この結果、FRBが秋以降に予定されていた利下げを実施できるかどうかは不透明感を増している。エネルギー価格の落ち着きが全体のCPIを抑制しているものの、基調的なインフレ圧力が依然として根強く、金融政策判断を難しくしている状況だ。

出典:Reuters Comerica


補足説明

今回の発表で注目されたのは、総合CPIが横ばいであった一方、基調的な動きを示すコアCPIが上昇した点です。ガソリンや食料といった変動の大きい品目は落ち着きを見せる一方で、住宅費や医療、サービス価格が押し上げ要因となり、インフレ圧力の根強さが浮き彫りとなりました。

その結果、FRBが秋以降に予定されていた利下げを実施できるかどうかは従来以上に不透明となっています。利下げは景気を下支えする効果がある反面、インフレ再燃のリスクを伴うため、市場関係者も判断を慎重に見極めています。

さらに、トランプ政権の関税政策も大きな不確実性を生んでいます。輸入品への追加関税は短期的には物価を押し上げる一方で、消費を冷やし需要を抑える効果もあるため、経済への影響は複雑で見通しづらい状況です。

また、FRB議長ジェローム・パウエル(Jpow)への言及も目立ちます。金融政策は理事会の多数決で決まるためパウエル一人で決定できるわけではありませんが、市場や世論からは「利下げに踏み切るのか」「政治的圧力にどう対応するのか」という点で強く注目されています。特にトランプ大統領からの利下げ圧力が続く中で、FRBが独立性を保てるかどうかは、ドルへの信認や国際的な評価にも直結する重要な論点となっています。

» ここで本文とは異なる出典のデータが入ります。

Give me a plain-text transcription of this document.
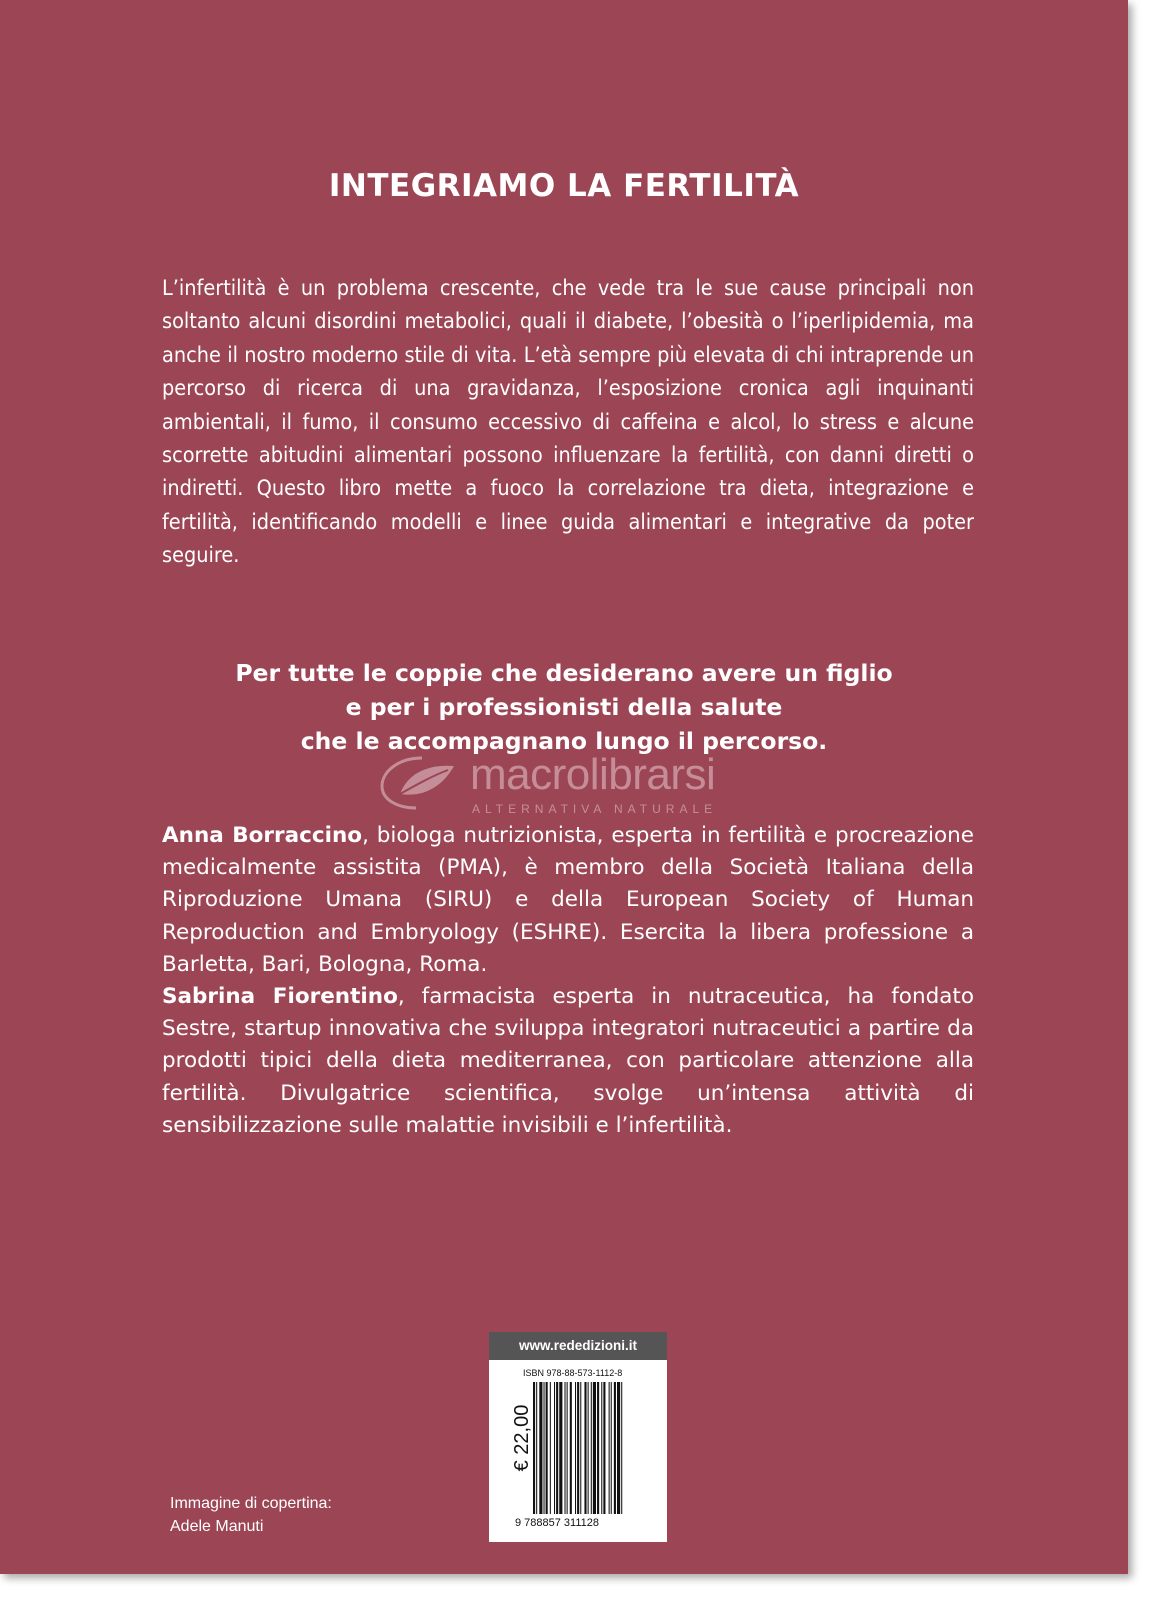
INTEGRIAMO LA FERTILITÀ

L’infertilità è un problema crescente, che vede tra le sue cause principali non soltanto alcuni disordini metabolici, quali il diabete, l’obesità o l’iperlipidemia, ma anche il nostro moderno stile di vita. L’età sempre più elevata di chi intraprende un percorso di ricerca di una gravidanza, l’esposizione cronica agli inquinanti ambientali, il fumo, il consumo eccessivo di caffeina e alcol, lo stress e alcune scorrette abitudini alimentari possono influenzare la fertilità, con danni diretti o indiretti. Questo libro mette a fuoco la correlazione tra dieta, integrazione e fertilità, identificando modelli e linee guida alimentari e integrative da poter seguire.

Per tutte le coppie che desiderano avere un figlio
e per i professionisti della salute
che le accompagnano lungo il percorso.
macrolibrarsi
ALTERNATIVA NATURALE

Anna Borraccino, biologa nutrizionista, esperta in fertilità e procreazione medicalmente assistita (PMA), è membro della Società Italiana della Riproduzione Umana (SIRU) e della European Society of Human Reproduction and Embryology (ESHRE). Esercita la libera professione a Barletta, Bari, Bologna, Roma.

Sabrina Fiorentino, farmacista esperta in nutraceutica, ha fondato Sestre, startup innovativa che sviluppa integratori nutraceutici a partire da prodotti tipici della dieta mediterranea, con particolare attenzione alla fertilità. Divulgatrice scientifica, svolge un’intensa attività di sensibilizzazione sulle malattie invisibili e l’infertilità.

www.rededizioni.it
€ 22,00
ISBN 978-88-573-1112-8
9 788857 311128
Immagine di copertina:
Adele Manuti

こうした背景を踏まえると、今回のCPI発表は単なる物価統計にとどまらず、米国経済の先行きやFRBの独立性をめぐる試金石として位置づけられているのです


海外の反応

Jpow is in danger
パウエル議長が危ういな。


Yeah. But core still going up still means the wait and see approach is likely prudent.
PCE later this month will be interesting.
そうだな。でもコアがまだ上昇してるってことは、慎重に様子を見るのが妥当だろう。
今月後半に出るPCEが注目だな。


Jpow dont do a rate cut. Goddam, all of the us economy stands on your shoulders.
パウエル、利下げなんてするなよ。頼む、アメリカ経済全体がお前の肩にかかってるんだぞ。


Why? Both Janet Yellen and Larry Summers have said a rate cut in September is prudent.
なんで?ジャネット・イエレンもラリー・サマーズも9月の利下げが妥当だって言ってるじゃないか。

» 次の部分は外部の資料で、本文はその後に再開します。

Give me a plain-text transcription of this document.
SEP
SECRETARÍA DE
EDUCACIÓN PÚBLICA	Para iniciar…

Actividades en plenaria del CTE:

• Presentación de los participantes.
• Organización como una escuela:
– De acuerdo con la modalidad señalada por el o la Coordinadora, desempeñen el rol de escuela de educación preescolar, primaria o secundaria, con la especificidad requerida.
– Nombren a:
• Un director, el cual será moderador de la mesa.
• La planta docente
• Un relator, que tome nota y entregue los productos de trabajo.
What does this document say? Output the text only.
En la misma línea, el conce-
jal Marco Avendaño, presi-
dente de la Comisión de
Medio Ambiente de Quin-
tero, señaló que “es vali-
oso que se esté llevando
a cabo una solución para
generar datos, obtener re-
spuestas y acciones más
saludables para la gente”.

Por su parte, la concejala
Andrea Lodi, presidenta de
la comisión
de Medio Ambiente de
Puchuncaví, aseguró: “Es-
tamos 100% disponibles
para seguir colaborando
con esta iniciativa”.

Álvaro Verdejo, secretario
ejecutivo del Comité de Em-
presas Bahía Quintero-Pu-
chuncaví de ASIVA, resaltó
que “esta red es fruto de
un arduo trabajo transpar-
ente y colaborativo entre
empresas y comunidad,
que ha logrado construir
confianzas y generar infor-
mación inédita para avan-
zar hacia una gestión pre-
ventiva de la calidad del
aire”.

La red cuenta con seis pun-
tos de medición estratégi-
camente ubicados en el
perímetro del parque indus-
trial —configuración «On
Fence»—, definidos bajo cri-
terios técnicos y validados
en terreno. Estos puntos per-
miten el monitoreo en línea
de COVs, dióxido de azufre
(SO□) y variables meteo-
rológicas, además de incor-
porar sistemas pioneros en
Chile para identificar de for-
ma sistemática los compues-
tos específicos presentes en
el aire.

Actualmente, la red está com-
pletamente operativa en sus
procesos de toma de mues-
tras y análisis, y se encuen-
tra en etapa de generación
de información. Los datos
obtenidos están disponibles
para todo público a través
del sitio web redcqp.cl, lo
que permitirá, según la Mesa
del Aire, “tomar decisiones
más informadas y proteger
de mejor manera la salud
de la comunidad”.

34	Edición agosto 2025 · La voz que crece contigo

Markets also expect both a 25 basis point cut in September and 2.46% average annual inflation over the next 5 years. So, the Fed seems to have a little wiggle room to make a small rate cut while keeping inflation expectations moderate. Sadly actual inflation depends a lot on Trump’s trade policy, which is still very unclear.
市場も9月に0.25%の利下げと、今後5年間で平均2.46%のインフレを織り込んでる。だからFRBには、小幅な利下げをしてもインフレ期待を安定させたまま余地が少しあるんだ。残念ながら実際のインフレはトランプの通商政策次第で、大きく左右されるけどな。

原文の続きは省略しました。